“Torno a casa con il sorriso”

Era arrivata a Tokyo come detentrice del record mondiale a rana nei 50 metri. Su di lei c’erano grandi aspettative, nonostante l’età della giovane tarantina, 16 anni. E di Benedetta Pilato ci ricorderemo la rabbia e l’incredulità al termine della gara olimpica, quando i giudici l’hanno squalificata per sgambata irregolare. Una giornata da dimenticare la sua e comunque, visto il tempo raccolto, non sarebbe riuscita a qualificarsi. «Non so davvero perché mi abbiano squalificata. Certo, ho nuotato in maniera orribile, non me lo so spiegare, mi sentivo stanchissima mentre in riscaldamento stavo bene. La pressione mediatica? Forse sì, ma pensiamoci dopo, a mente fredda». 

Quello che è capitato a Benedetta, arrivare alle Olimpiadi con un record in tasca e ritornare a casa con una sconfitta, non è semplice da gestire, però fa parte delle “esperienze della vita”, quelle che aiutano a crescere e fortunatamente la piccola campionessa non solo l’ha già capito da sola, ma l’ha spiegato chiaramente a tutti, zittendo chi ha parlato di “fallimento”. «Finisce qui una delle esperienze più belle della mia vita. Avrei voluto fare di più. È la frase che mi ripeto da due giorni nella testa con le lacrime agli occhi», ha scritto sul suo profilo Instagram. «Sono partita con un obiettivo e purtroppo torno a casa con un po’ di delusione. Mi serve per crescere, per maturare e per riuscire meglio la prossima volta. Non sarà questo a cancellare una stagione magnifica appena finita che porterò sempre nel cuore. Un record del mondo, una medaglia importante e l’onore di essere qui, circondata dai cinque cerchi, a rappresentare la mia nazione». Una risposta limpida a chi nello sport, soprattutto quando sono gli altri a praticarlo, non tollera le pause, le crisi, le sconfitte che normalmente costellano la carriera degli atleti, come se fossero degli automi programmati per vincere e non giovani donne e uomini che gareggiano con passione.
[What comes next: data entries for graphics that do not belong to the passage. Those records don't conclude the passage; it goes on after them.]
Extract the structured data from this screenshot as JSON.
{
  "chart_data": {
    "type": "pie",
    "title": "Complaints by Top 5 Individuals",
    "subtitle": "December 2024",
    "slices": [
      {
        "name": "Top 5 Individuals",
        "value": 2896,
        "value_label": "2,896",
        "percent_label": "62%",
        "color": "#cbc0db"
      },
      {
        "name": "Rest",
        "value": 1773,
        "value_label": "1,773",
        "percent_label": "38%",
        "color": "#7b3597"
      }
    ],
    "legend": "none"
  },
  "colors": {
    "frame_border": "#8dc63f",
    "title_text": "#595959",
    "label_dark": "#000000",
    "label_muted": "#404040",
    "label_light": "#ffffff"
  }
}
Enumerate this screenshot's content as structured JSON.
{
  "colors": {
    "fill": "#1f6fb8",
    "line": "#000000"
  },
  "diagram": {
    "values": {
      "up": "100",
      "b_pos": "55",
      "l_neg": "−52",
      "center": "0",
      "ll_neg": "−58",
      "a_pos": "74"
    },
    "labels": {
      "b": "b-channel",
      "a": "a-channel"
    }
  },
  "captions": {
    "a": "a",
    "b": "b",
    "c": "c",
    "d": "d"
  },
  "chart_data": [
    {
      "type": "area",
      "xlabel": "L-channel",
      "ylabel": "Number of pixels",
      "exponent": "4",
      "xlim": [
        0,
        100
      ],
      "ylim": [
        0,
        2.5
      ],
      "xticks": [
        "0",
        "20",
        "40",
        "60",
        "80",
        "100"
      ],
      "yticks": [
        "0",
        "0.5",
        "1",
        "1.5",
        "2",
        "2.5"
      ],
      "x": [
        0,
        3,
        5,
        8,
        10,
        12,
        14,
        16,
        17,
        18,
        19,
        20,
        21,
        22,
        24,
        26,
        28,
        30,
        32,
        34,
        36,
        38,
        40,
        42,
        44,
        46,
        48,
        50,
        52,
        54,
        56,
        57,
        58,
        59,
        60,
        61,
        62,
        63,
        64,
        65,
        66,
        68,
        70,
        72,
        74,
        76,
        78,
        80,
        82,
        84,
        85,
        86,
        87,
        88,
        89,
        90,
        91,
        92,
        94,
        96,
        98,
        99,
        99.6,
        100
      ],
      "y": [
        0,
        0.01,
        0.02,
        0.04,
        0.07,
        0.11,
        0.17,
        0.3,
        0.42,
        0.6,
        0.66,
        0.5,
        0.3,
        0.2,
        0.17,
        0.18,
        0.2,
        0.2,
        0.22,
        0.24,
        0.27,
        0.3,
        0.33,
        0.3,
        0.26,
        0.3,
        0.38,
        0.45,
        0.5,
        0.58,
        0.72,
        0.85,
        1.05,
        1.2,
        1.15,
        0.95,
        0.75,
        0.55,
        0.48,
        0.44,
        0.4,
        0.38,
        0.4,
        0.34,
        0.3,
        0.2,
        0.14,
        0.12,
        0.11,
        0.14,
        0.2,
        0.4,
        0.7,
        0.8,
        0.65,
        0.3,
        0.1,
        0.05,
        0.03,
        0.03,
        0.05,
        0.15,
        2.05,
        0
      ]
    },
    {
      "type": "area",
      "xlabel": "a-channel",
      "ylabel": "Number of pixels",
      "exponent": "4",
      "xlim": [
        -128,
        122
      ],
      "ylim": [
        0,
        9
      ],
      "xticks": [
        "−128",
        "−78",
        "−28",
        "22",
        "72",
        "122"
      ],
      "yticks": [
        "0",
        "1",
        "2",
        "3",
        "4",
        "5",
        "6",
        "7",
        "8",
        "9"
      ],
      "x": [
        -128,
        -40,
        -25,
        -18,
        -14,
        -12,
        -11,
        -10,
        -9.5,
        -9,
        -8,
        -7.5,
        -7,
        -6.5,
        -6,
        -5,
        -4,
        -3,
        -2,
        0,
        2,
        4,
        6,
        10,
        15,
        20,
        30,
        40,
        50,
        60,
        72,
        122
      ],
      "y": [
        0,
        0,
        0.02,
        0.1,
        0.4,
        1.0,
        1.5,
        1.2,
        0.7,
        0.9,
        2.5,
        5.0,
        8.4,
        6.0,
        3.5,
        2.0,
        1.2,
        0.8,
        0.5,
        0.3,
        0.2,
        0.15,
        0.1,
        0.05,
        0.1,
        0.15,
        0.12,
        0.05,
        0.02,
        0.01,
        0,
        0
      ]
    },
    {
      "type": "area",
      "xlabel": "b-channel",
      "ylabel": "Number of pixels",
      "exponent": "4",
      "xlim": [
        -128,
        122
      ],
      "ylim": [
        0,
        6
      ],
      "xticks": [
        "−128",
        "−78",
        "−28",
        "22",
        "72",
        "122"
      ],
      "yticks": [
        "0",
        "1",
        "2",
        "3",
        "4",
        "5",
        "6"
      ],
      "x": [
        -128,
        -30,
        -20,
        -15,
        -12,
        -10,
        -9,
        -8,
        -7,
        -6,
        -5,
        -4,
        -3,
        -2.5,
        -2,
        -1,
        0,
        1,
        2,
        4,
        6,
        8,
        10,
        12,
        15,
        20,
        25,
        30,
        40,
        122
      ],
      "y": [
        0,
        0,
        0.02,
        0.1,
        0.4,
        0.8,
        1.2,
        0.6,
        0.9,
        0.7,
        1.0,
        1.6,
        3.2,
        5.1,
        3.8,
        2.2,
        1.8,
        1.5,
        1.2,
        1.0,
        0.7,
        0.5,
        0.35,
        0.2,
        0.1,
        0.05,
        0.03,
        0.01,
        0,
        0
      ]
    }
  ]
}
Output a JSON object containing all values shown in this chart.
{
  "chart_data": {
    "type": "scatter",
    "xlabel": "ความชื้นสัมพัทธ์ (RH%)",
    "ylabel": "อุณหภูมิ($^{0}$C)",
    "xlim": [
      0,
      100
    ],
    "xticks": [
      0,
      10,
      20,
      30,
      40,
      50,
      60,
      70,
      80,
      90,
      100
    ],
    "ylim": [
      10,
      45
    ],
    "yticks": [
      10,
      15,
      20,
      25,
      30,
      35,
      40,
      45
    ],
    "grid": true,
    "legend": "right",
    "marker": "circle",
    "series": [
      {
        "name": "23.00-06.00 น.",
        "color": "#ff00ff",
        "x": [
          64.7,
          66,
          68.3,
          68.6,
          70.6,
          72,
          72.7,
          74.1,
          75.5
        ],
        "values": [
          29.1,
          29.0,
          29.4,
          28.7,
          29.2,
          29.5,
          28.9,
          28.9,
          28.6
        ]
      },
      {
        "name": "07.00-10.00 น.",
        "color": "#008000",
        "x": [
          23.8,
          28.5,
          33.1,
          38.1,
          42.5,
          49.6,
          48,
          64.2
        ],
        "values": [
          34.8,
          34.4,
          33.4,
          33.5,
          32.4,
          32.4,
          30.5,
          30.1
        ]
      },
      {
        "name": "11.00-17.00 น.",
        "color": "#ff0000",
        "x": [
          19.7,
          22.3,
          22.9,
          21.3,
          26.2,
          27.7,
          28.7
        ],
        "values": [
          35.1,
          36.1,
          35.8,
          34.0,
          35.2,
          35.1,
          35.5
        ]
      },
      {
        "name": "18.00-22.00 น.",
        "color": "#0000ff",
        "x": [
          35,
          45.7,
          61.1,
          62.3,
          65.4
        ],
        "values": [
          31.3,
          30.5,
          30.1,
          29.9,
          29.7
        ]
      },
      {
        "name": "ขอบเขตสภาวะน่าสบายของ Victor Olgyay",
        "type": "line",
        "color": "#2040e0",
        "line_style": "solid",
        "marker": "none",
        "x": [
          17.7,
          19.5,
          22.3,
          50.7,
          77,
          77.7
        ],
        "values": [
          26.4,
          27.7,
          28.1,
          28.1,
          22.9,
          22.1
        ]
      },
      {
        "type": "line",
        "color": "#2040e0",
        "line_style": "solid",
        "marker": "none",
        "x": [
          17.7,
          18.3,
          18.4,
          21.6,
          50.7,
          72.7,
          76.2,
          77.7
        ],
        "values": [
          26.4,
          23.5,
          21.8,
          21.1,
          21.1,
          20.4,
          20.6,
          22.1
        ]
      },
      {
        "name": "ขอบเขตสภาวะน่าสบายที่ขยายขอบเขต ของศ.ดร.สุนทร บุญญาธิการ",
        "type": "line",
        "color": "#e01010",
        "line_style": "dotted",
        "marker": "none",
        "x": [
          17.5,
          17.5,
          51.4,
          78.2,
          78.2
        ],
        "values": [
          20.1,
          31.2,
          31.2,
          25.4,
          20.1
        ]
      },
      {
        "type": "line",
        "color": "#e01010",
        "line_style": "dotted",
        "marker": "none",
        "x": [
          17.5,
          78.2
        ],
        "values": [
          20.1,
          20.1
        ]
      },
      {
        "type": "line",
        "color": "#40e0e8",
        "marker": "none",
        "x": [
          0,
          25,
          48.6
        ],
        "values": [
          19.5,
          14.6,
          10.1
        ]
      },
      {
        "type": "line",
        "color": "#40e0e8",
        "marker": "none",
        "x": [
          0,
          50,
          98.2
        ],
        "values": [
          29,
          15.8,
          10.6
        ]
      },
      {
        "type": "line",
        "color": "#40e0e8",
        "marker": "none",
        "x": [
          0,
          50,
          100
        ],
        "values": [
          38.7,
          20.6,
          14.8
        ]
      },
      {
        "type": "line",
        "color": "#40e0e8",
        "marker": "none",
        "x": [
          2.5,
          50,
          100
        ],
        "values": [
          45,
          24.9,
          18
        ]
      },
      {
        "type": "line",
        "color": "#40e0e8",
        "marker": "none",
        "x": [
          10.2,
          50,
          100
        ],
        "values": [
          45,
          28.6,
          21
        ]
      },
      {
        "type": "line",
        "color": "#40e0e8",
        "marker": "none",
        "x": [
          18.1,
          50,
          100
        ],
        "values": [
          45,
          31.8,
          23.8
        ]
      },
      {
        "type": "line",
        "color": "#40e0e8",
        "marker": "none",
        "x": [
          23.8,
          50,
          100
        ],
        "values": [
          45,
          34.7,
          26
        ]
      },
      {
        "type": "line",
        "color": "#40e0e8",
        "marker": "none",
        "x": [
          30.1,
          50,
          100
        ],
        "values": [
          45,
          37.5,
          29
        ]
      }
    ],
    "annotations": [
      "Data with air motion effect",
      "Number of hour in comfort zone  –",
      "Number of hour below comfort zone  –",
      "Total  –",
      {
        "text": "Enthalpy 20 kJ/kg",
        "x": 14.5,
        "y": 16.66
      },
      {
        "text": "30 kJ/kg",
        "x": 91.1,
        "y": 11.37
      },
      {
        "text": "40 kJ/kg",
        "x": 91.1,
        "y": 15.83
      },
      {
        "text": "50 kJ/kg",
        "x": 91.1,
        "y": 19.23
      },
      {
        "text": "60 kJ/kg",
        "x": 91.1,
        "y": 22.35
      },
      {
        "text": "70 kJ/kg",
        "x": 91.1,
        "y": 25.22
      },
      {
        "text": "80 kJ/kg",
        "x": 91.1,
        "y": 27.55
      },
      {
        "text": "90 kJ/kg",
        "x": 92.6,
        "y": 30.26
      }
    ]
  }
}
Benedetta ha dimostrato di avere gli anticorpi giusti per superare la sconfitta. Anche se a 16 anni è dura: Jennifer Capriati era al massimo del successo a 17 anni e poi dopo una gara andata male ha deciso di prendersi anni di pausa, per poi tornare a 24 anni a essere di nuovo la numero 1. La vita degli atleti a questi livelli è fatta di fatica e grandi sacrifici, di allenamenti estenuanti tutti i giorni, di sfide con sé stessi e con gli altri, di cadute e di ricadute. La vittoria, o il record da superare, è per tutti l’obiettivo. A chi fa sport a quei livelli non basta “partecipare”. Ma Benedetta ha saputo trarre anche da questo momento difficile della sua carriera sportiva un grande insegnamento: «Torno con la consapevolezza di quello che valgo e con il sorriso. Grazie a tutti e soprattutto a chi aspettava da tanto un mio momento buio, mi aiutate soltanto a fare ancora meglio». Un’ultima stoccata a chi, pochi in verità, voci scomposte sui social e poco altro, hanno bollato la sua esperienza come “fallimento”. A 16 anni non si perde, si impara. E non è una frase priva di senso. Più che il risultato vale il percorso che l’ha portata fino a Tokyo, ora sarà pronta per nuovi obiettivi e nuove sfide, con una consapevolezza di sé maggiore.

A farle da faro una grande atleta: Federica Pellegrini, 31 anni, aveva la stessa età di Benedetta quando vinse ad Atene l’argento, ma il suo percorso non è stato certo semplice, subito dopo ha dovuto affrontare e superare le crisi di panico e i disturbi alimentari. Eppure quest’anno è entrata nella storia, qualificandosi alla sua quinta finale olimpica nei 200 stile libero. Un grande primato considerando che solo Michael Phelps ci era riuscito nei 200 farfalla. «Lui l’ha vinta però», ha detto Federica. «Io sono veramente felice così, non prendiamoci troppo in giro, questo era l’obiettivo con le Olimpiadi spostate di un anno e il mio corpo che mi chiede i minuti di ritorno con gli interessi».